Spencer hopes to attract young, educated whites to the white supremacist movement.

Spencer organizes a number of annual events, including the NPI conference, which he encourages college students to attend. The 2016 conference was attended by 200 to 300 people, many of them young. This was a marked increase over the previous year’s conference, which attracted 120 to 175 people. Spencer has embraced the young Internet activists who are part of the alt right and have created memes, symbols and language that often deride and harass others.

In 2016, Spencer launched a college tour to bring his white nationalist message to campuses nationwide. In December 2016, he spoke at Texas A&M University and at Auburn University in April 2017. He has also attempted to schedule appearances at public universities across the country, including in Florida, Pennsylvania, Ohio, Louisiana, North Carolina and Michigan. (Note: He spoke at the University of Florida on Thursday, Oct. 19)

Spencer was jailed in Hungary and is banned from visiting Great Britain.

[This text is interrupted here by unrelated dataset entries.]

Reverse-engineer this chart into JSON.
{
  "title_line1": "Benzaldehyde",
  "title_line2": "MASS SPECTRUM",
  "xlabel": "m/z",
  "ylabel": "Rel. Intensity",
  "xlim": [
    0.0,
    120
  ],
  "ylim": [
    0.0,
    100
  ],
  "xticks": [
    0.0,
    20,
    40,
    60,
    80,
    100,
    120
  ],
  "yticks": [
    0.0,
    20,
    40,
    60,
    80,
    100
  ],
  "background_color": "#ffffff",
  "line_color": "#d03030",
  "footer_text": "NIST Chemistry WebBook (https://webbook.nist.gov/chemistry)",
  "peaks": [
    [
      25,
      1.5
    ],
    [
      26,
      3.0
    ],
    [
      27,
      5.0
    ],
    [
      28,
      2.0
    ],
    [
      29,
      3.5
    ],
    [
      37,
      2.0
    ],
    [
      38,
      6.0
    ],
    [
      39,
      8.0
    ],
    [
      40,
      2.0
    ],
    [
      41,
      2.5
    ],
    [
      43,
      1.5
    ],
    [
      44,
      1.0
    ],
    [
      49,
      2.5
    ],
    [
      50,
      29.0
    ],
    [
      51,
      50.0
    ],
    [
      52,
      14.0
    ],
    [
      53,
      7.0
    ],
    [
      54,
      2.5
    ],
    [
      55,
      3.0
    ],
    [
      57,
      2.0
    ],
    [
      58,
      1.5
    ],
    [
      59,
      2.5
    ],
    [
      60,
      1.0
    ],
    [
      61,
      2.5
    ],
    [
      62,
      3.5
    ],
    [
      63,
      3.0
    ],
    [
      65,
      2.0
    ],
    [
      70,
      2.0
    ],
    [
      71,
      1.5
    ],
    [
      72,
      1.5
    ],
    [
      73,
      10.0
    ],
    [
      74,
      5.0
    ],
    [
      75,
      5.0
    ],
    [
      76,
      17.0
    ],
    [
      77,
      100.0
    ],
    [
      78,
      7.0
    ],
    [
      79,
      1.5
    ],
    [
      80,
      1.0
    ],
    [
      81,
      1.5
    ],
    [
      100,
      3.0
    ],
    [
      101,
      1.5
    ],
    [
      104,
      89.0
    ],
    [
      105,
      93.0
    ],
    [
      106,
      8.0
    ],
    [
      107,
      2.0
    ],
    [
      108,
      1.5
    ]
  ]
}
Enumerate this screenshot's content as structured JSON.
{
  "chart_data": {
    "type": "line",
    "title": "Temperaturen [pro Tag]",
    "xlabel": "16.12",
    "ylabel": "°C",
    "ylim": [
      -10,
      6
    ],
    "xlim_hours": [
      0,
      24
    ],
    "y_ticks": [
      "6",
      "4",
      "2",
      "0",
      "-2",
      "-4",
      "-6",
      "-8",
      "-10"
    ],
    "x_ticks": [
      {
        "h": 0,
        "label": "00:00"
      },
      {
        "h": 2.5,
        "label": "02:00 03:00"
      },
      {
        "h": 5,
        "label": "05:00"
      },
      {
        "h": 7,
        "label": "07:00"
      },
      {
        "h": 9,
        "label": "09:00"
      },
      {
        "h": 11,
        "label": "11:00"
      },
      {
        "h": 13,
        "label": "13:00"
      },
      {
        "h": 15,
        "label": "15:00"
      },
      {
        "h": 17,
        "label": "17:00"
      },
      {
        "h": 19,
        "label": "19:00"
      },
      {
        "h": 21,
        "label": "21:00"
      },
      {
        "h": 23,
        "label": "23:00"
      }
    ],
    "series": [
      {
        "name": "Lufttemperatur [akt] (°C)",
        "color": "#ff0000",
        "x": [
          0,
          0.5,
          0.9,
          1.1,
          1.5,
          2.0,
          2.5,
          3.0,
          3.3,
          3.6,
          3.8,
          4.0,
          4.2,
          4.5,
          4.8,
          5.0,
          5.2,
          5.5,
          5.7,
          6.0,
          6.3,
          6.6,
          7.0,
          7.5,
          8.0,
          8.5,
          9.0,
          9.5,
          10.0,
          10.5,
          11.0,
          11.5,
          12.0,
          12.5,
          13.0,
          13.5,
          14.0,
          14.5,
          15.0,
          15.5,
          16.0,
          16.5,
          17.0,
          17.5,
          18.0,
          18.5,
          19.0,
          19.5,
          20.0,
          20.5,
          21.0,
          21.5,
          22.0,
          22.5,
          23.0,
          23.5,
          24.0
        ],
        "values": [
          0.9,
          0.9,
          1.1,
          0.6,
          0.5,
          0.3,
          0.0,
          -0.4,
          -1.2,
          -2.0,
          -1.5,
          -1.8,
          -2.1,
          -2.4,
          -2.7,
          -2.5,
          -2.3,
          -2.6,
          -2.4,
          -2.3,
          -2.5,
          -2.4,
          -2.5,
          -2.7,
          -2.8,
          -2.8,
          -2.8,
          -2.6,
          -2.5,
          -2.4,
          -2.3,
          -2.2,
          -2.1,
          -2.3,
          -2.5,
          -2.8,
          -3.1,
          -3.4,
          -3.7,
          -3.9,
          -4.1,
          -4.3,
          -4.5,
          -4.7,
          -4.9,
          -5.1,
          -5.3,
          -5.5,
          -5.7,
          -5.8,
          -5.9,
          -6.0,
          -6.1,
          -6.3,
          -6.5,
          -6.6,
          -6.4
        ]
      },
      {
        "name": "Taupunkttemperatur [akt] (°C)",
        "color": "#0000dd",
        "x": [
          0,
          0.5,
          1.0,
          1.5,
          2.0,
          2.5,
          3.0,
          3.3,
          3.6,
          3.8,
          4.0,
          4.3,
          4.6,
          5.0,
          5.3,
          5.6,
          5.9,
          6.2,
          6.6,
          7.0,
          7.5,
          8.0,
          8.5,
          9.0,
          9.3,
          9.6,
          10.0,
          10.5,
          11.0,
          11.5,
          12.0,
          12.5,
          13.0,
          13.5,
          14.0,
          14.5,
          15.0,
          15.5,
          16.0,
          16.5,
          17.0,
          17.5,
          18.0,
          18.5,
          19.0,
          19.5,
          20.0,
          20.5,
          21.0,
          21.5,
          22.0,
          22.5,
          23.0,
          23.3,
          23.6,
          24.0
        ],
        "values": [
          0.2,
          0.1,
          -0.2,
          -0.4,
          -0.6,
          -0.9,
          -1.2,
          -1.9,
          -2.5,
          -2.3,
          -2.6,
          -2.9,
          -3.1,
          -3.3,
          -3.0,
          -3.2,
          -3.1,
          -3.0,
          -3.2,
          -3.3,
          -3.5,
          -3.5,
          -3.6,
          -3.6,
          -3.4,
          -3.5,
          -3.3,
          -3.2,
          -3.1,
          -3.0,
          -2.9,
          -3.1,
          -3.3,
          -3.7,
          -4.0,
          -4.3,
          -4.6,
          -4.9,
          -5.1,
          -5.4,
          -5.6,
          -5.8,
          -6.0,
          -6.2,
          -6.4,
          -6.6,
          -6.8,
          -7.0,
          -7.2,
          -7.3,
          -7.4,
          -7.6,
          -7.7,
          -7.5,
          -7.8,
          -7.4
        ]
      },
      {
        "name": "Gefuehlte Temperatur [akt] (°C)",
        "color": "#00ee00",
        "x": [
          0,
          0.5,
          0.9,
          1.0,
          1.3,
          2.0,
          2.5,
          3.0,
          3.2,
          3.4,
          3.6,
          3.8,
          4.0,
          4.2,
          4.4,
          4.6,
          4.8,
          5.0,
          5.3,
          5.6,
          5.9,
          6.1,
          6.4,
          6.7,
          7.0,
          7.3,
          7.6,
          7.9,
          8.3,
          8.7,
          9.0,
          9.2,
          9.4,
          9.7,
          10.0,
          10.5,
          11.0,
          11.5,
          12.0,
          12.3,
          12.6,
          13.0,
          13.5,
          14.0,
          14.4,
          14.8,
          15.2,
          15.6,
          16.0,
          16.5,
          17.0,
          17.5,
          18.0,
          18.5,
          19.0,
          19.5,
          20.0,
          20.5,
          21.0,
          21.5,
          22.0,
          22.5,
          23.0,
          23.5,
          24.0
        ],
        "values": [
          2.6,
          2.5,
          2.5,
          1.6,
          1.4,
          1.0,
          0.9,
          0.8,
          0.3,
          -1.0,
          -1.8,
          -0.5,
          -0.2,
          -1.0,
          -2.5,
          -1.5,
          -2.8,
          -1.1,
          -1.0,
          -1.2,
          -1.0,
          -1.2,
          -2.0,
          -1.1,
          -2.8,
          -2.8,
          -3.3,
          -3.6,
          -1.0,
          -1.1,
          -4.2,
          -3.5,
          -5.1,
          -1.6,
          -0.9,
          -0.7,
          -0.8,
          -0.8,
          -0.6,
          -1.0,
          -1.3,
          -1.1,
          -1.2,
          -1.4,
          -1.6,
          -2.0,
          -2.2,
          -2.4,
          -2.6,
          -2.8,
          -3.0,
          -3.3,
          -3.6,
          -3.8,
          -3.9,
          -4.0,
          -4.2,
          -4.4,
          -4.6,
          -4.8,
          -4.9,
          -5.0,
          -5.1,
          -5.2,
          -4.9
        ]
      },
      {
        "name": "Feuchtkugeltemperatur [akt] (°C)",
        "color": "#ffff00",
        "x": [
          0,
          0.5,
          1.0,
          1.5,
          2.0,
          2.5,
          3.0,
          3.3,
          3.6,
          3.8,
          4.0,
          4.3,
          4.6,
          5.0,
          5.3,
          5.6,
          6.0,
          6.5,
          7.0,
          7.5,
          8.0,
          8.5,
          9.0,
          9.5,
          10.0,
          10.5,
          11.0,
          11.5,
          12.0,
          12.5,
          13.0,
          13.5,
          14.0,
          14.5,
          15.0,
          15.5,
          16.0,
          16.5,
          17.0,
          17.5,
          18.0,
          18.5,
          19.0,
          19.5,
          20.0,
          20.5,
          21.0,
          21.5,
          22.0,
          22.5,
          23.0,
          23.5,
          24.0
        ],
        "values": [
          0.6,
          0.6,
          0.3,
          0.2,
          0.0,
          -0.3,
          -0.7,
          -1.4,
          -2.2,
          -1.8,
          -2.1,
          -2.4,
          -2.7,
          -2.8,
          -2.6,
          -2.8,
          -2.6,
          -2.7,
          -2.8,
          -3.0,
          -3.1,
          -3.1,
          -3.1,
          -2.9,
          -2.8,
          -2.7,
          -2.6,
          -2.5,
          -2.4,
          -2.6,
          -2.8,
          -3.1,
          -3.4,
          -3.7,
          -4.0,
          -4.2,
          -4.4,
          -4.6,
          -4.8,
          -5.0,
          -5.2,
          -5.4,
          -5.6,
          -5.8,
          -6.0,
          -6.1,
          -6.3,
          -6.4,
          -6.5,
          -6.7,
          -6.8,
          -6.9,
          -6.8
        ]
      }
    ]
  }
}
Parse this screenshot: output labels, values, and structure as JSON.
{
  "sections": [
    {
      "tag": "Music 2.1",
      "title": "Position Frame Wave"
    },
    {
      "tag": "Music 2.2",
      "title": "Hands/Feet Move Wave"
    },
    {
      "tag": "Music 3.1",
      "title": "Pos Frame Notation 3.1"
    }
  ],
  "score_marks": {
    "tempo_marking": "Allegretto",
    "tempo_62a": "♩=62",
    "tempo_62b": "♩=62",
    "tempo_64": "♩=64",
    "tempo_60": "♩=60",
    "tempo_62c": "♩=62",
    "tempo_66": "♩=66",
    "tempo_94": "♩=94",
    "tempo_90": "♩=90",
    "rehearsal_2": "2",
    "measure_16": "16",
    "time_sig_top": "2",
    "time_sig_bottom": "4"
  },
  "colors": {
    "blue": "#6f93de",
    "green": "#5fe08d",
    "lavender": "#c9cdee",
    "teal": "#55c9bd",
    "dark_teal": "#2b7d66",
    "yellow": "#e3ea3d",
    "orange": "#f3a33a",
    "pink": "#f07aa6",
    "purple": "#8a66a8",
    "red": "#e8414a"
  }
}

In 2014, Spencer attempted to hold the annual NPI conference in Budapest, Hungary. The theme was “The Future of Europe.” The Hungarian authorities banned the conference and Spencer was arrested when he tried to hold the conference despite the ban. Some of his supporters, including Jared Taylor, managed to hold a watered-down event in Budapest without Spencer. Spencer was then banned for three years from the visa-free Schengen area of European countries, which includes most of the European Union. In 2016, the Home Office of the British government banned Spencer from visiting Great Britain due to his white supremacist views.